From d2ff37b5a179ecf10041d8e51a810cb067820ca9 Mon Sep 17 00:00:00 2001
From: Charles Haley <>
Date: Tue, 14 Dec 2010 14:11:10 +0000
Subject: [PATCH] Improved get_categories -- approximately 6 times faster

---
 src/calibre/library/database2.py | 219 ++++++++++++++++++++++++++-----
 1 file changed, 187 insertions(+), 32 deletions(-)

diff --git a/src/calibre/library/database2.py b/src/calibre/library/database2.py
index 1229b60577..0d301ccaff 100644
--- a/src/calibre/library/database2.py
+++ b/src/calibre/library/database2.py
@@ -14,7 +14,7 @@ from operator import itemgetter
 
 from PyQt4.QtGui import QImage
 
-
+from calibre import prints
 from calibre.ebooks.metadata import title_sort, author_to_author_sort
 from calibre.ebooks.metadata.opf2 import metadata_to_opf
 from calibre.library.database import LibraryDatabase
@@ -1039,43 +1039,170 @@ class LibraryDatabase2(LibraryDatabase, SchemaUpgrade, CustomColumns):
                     tn=field['table'], col=field['link_column']), (id_,))
         return set(x[0] for x in ans)
 
+########## data structures for get_categories
+
     CATEGORY_SORTS = ('name', 'popularity', 'rating')
 
-    def get_categories(self, sort='name', ids=None, icon_map=None):
-        self.books_list_filter.change([] if not ids else ids)
+    class TCat_Tag(object):
 
-        categories = {}
+        def __init__(self, name, sort):
+            self.n = name
+            self.s = sort
+            self.c  = 0
+            self.rt = 0
+            self.rc = 0
+            self.id = None
+
+        def set_all(self, c, rt, rc, id):
+            self.c  = c
+            self.rt = rt
+            self.rc = rc
+            self.id = id
+
+        def __str__(self):
+            return unicode(self)
+
+        def __unicode__(self):
+            return 'n=%s s=%s c=%d rt=%d rc=%d id=%s'%\
+                            (self.n, self.s, self.c, self.rt, self.rc, self.id)
+
+
+    def get_categories(self, sort='name', ids=None, icon_map=None):
+        start = time.time()
         if icon_map is not None and type(icon_map) != TagsIcons:
             raise TypeError('icon_map passed to get_categories must be of type TagIcons')
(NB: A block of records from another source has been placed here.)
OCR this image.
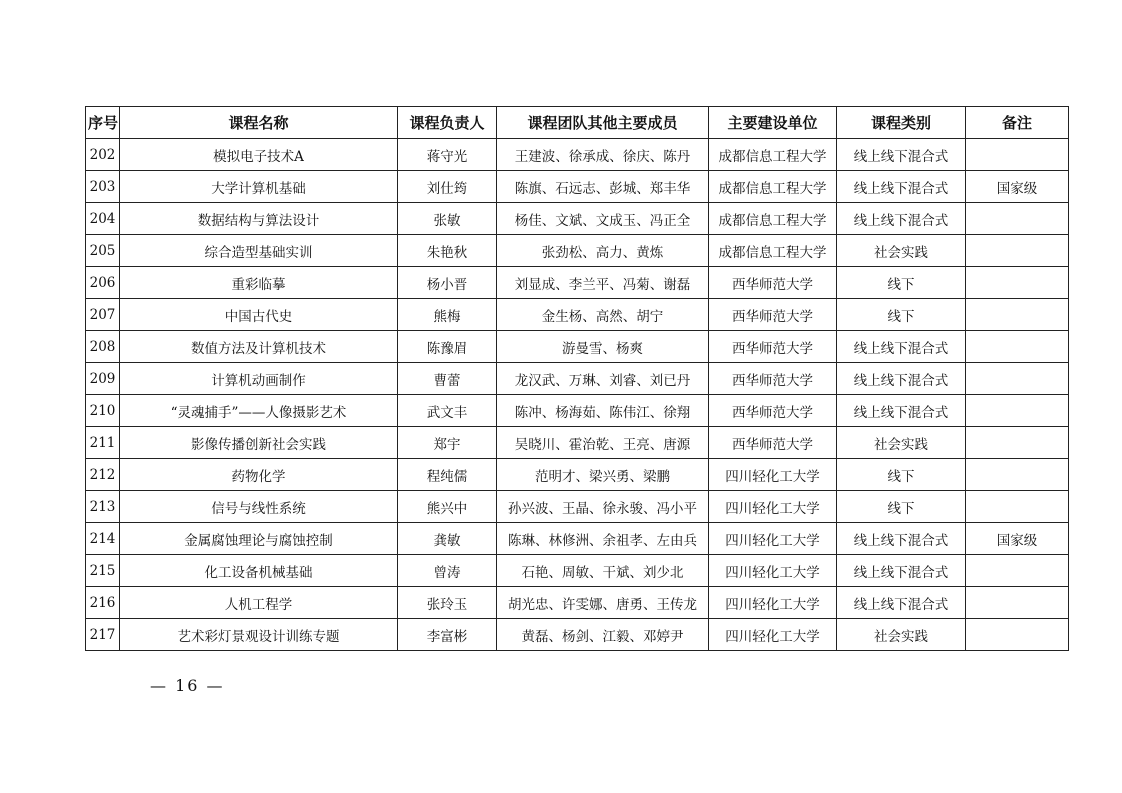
序号	课程名称	课程负责人	课程团队其他主要成员	主要建设单位	课程类别	备注
202	模拟电子技术A	蒋守光	王建波、徐承成、徐庆、陈丹	成都信息工程大学	线上线下混合式	
203	大学计算机基础	刘仕筠	陈旗、石远志、彭城、郑丰华	成都信息工程大学	线上线下混合式	国家级
204	数据结构与算法设计	张敏	杨佳、文斌、文成玉、冯正全	成都信息工程大学	线上线下混合式	
205	综合造型基础实训	朱艳秋	张劲松、高力、黄炼	成都信息工程大学	社会实践	
206	重彩临摹	杨小晋	刘显成、李兰平、冯菊、谢磊	西华师范大学	线下	
207	中国古代史	熊梅	金生杨、高然、胡宁	西华师范大学	线下	
208	数值方法及计算机技术	陈豫眉	游曼雪、杨爽	西华师范大学	线上线下混合式	
209	计算机动画制作	曹蕾	龙汉武、万琳、刘睿、刘已丹	西华师范大学	线上线下混合式	
210	“灵魂捕手”——人像摄影艺术	武文丰	陈冲、杨海茹、陈伟江、徐翔	西华师范大学	线上线下混合式	
211	影像传播创新社会实践	郑宇	吴晓川、霍治乾、王亮、唐源	西华师范大学	社会实践	
212	药物化学	程纯儒	范明才、梁兴勇、梁鹏	四川轻化工大学	线下	
213	信号与线性系统	熊兴中	孙兴波、王晶、徐永骏、冯小平	四川轻化工大学	线下	
214	金属腐蚀理论与腐蚀控制	龚敏	陈琳、林修洲、余祖孝、左由兵	四川轻化工大学	线上线下混合式	国家级
215	化工设备机械基础	曾涛	石艳、周敏、干斌、刘少北	四川轻化工大学	线上线下混合式	
216	人机工程学	张玲玉	胡光忠、许雯娜、唐勇、王传龙	四川轻化工大学	线上线下混合式	
217	艺术彩灯景观设计训练专题	李富彬	黄磊、杨剑、江毅、邓婷尹	四川轻化工大学	社会实践	
— 16 —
+        if sort not in self.CATEGORY_SORTS:
+            raise ValueError('sort ' + sort + ' not a valid value')
+
+        self.books_list_filter.change([] if not ids else ids)
+        id_filter = None if not ids else frozenset(ids)
 
         tb_cats = self.field_metadata
-        #### First, build the standard and custom-column categories ####
+        tcategories = {}
+        tids = {}
+        md = []
+
+        # First, build the maps. We need a category->items map and an
+        # item -> (item_id, sort_val) map to use in the books loop
         for category in tb_cats.keys():
             cat = tb_cats[category]
-            if not cat['is_category'] or cat['kind'] in ['user', 'search']:
+            if not cat['is_category'] or cat['kind'] in ['user', 'search'] \
+                    or category in ['news', 'formats']:
                 continue
-            tn = cat['table']
-            categories[category] = []   #reserve the position in the ordered list
-            if tn is None:              # Nothing to do for the moment
+            # Get the ids for the item values
+            if not cat['is_custom']:
+                funcs = {
+                        'authors'  : self.get_authors_with_ids,
+                        'series'   : self.get_series_with_ids,
+                        'publisher': self.get_publishers_with_ids,
+                        'tags'     : self.get_tags_with_ids,
+                        'rating'   : self.get_ratings_with_ids,
+                    }
+                func = funcs.get(category, None)
+                if func:
+                    list = func()
+                else:
+                    raise ValueError(category + ' has no get with ids function')
+            else:
+                list = self.get_custom_items_with_ids(label=cat['label'])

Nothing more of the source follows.